Well done to those who bought 1.3187/1.32!

USD/CAD:

Pressured by rising WTI prices on trade headlines, the USD/CAD pulled back and shook hands with a particularly interesting area of H4 support Tuesday between August’s opening level at 1.3187, an intersecting channel support (extended from the low 1.3015) and the round number 1.32 (yellow). For those who read Tuesday’s briefing you may recall the piece highlighting this zone as a potential buy, targeting daily resistance at 1.3251 as the initial take-profit zone.
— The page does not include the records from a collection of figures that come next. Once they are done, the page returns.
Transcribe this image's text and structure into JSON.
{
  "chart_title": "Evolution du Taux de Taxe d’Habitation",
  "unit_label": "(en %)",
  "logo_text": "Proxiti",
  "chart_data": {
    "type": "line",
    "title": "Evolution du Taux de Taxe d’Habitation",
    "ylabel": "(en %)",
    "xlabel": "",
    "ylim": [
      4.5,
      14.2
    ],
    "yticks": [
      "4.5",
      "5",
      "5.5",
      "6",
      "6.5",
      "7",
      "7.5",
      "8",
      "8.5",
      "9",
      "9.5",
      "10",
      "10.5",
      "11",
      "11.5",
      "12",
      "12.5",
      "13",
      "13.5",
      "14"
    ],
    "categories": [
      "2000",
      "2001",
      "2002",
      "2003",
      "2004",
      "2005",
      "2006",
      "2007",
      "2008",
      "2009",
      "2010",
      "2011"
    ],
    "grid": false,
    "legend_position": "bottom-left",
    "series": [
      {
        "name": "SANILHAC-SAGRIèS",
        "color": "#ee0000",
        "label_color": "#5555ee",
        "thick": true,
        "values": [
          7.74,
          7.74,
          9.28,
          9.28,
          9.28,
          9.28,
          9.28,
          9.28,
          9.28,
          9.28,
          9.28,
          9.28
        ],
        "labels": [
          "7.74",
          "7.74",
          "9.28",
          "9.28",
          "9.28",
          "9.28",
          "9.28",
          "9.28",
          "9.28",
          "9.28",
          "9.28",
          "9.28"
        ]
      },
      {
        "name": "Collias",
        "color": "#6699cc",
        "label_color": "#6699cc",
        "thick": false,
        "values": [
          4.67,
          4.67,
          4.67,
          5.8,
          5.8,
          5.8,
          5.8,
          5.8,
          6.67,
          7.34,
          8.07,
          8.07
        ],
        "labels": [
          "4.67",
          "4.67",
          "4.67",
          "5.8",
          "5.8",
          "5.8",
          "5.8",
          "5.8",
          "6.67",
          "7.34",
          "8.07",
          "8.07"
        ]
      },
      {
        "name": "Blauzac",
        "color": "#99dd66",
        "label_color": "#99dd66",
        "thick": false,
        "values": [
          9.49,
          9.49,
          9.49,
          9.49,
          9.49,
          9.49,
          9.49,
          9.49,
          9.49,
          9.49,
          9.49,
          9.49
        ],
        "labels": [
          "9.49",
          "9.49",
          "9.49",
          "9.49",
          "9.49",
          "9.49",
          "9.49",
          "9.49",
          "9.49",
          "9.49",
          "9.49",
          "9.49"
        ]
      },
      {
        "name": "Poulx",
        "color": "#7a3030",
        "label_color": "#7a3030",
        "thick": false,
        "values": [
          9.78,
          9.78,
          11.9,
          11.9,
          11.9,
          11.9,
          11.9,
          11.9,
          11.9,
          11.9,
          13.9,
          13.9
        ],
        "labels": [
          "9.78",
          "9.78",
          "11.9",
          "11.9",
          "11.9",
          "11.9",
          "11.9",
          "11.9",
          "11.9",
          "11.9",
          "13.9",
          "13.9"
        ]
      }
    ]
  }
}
As is evident from the charts, the said daily resistance level has yet to enter the fold. In terms of where the unit is positioned on the weekly timeframe, however, upside momentum has diminished over the past couple of weeks, shaped in the mould of selling wicks south of the 2017 yearly opening level at 1.3434, closely shadowed by trend line support-turned resistance etched from the low 1.2247.

Areas of consideration:

Traders who remain long this market today, holding out for the daily resistance level at 1.3251 is certainly an idea. At this point, reducing risk to breakeven is something to consider, with the option of liquidating a portion of the profits. A run above 1.3251 has the 200-day SMA to target close by at 1.3301, sited just above the 1.33 handle on the H4 chart, so traders can simply use 1.33 as the next upside target for ease of reference.